Elan drew in a shallow breath, shrugging – half-shrugging – uncomfortably. “I don’t know. Fire’s real pretty, but you can only get burned so many times, you know? Suppose there’s always this.” He glanced down at his hand still fidgeting with the hilt of his sword. “Always been able to count on a sharp piece of steel in my hand. Maybe that’s faith of a sort.” He hesitated, but the silence was worse than two back-to-back coughing fits. “Do you think that’s pathetic?” 

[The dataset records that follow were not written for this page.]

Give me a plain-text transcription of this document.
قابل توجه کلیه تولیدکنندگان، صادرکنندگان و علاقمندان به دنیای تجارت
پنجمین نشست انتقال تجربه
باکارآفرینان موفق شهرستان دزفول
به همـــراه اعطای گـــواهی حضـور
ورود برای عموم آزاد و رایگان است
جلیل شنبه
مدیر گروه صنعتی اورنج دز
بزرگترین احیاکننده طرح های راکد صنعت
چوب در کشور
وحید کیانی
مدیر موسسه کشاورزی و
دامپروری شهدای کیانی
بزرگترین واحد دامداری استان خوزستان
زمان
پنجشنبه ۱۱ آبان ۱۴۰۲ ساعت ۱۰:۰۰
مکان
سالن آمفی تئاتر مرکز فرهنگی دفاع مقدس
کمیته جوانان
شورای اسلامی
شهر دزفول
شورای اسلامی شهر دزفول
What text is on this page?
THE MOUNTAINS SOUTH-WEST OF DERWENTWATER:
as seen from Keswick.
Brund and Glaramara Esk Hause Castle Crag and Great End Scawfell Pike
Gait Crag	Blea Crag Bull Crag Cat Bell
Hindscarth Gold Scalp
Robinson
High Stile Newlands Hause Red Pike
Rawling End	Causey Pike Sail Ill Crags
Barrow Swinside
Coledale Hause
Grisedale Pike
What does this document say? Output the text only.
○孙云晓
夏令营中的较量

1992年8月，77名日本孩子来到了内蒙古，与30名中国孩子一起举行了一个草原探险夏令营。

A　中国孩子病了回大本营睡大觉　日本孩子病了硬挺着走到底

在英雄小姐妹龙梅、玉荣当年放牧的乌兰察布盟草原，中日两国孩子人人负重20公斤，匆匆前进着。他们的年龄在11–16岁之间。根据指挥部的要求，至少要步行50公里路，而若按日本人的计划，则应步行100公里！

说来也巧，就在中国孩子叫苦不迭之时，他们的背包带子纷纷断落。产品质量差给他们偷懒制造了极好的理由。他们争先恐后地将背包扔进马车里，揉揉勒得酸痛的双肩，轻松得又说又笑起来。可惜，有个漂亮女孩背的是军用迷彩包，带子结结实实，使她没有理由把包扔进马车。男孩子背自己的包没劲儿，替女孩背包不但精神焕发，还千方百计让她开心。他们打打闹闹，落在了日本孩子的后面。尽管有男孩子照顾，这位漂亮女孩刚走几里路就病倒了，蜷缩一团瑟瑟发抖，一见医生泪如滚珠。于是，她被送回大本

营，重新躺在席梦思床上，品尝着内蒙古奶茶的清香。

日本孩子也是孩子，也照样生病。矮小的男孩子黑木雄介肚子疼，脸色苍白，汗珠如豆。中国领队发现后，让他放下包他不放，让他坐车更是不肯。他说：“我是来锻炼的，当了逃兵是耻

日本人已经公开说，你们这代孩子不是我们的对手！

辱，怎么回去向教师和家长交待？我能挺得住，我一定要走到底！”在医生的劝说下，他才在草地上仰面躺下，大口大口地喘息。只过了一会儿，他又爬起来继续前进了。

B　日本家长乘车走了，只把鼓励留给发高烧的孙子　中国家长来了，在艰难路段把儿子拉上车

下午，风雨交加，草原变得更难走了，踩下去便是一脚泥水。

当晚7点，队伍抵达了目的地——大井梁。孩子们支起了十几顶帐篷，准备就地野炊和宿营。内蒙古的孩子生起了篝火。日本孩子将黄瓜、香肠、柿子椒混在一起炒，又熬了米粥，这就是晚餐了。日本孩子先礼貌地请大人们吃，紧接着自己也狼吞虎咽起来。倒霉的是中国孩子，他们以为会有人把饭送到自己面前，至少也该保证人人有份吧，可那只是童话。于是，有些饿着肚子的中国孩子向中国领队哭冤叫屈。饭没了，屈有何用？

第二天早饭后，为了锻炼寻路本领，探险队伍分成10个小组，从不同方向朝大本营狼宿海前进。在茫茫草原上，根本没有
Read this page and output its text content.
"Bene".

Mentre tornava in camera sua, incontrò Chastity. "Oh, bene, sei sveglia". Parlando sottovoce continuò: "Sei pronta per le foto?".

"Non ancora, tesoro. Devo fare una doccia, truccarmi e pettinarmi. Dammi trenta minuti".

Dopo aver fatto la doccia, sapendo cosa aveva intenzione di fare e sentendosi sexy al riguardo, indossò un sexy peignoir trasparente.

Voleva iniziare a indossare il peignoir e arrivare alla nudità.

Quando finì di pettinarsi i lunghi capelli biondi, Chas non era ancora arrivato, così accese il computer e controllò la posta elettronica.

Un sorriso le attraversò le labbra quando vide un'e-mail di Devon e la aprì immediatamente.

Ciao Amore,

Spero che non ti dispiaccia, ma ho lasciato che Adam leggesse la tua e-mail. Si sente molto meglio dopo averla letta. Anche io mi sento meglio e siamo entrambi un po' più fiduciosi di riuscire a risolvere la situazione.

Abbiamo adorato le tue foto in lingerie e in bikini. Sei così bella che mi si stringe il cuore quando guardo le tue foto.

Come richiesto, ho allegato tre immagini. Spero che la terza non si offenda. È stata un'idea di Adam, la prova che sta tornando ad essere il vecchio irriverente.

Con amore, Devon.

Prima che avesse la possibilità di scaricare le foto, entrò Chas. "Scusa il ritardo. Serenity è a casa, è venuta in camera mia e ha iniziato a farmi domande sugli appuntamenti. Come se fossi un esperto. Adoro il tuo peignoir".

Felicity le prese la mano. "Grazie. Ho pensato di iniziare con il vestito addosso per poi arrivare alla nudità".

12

“No. I don’t,” Adaryc answered, his manner so earnestly serious it might have been comical under any other circumstance, but when Elan gathered the nerve to look up, he saw an echo of his own uncertainty in his face. “Do you think I’m naive?” “No.” Elan shook his head. “I know we don’t exactly see eye to eye on the gods, but… I don’t think that makes you naive. I just think you deserve better. And –” He broke off, fumbling awkwardly for the right words. “And your faith in your men, in what you’re doing, protecting your people…. I think I could believe in that.”
There were several beats of thoughtful silence. 
“I don’t suppose you’re looking to get back into mercenary work?” Adaryc ventured.
Elan looked up in surprise. “You really want to recruit the foreign heretic with authority issues?” he teased, “I’d be a thorn in your side and you know it. That’s not to say I take it lightly,” he added, smile faltering, “I – I don’t. No one’s, ah …. No one’s ever asked me to stay before.”
Adaryc was quiet for a moment, his hollow, fever bright eyes searching Elan’s face. “During the war, my first company…” he began, his gaze shifting to trace patterns in the snow at his feet. He spoke slowly and deliberately. “That was the first time in my life that I felt like I had a place anywhere. It’s part of why we formed the Iron Flail; when we got back home – the few of us who made it back –  we didn’t…. didn’t fit anymore. Except together.” He looked up then, meeting Elan’s eyes. “Consider it a standing offer.”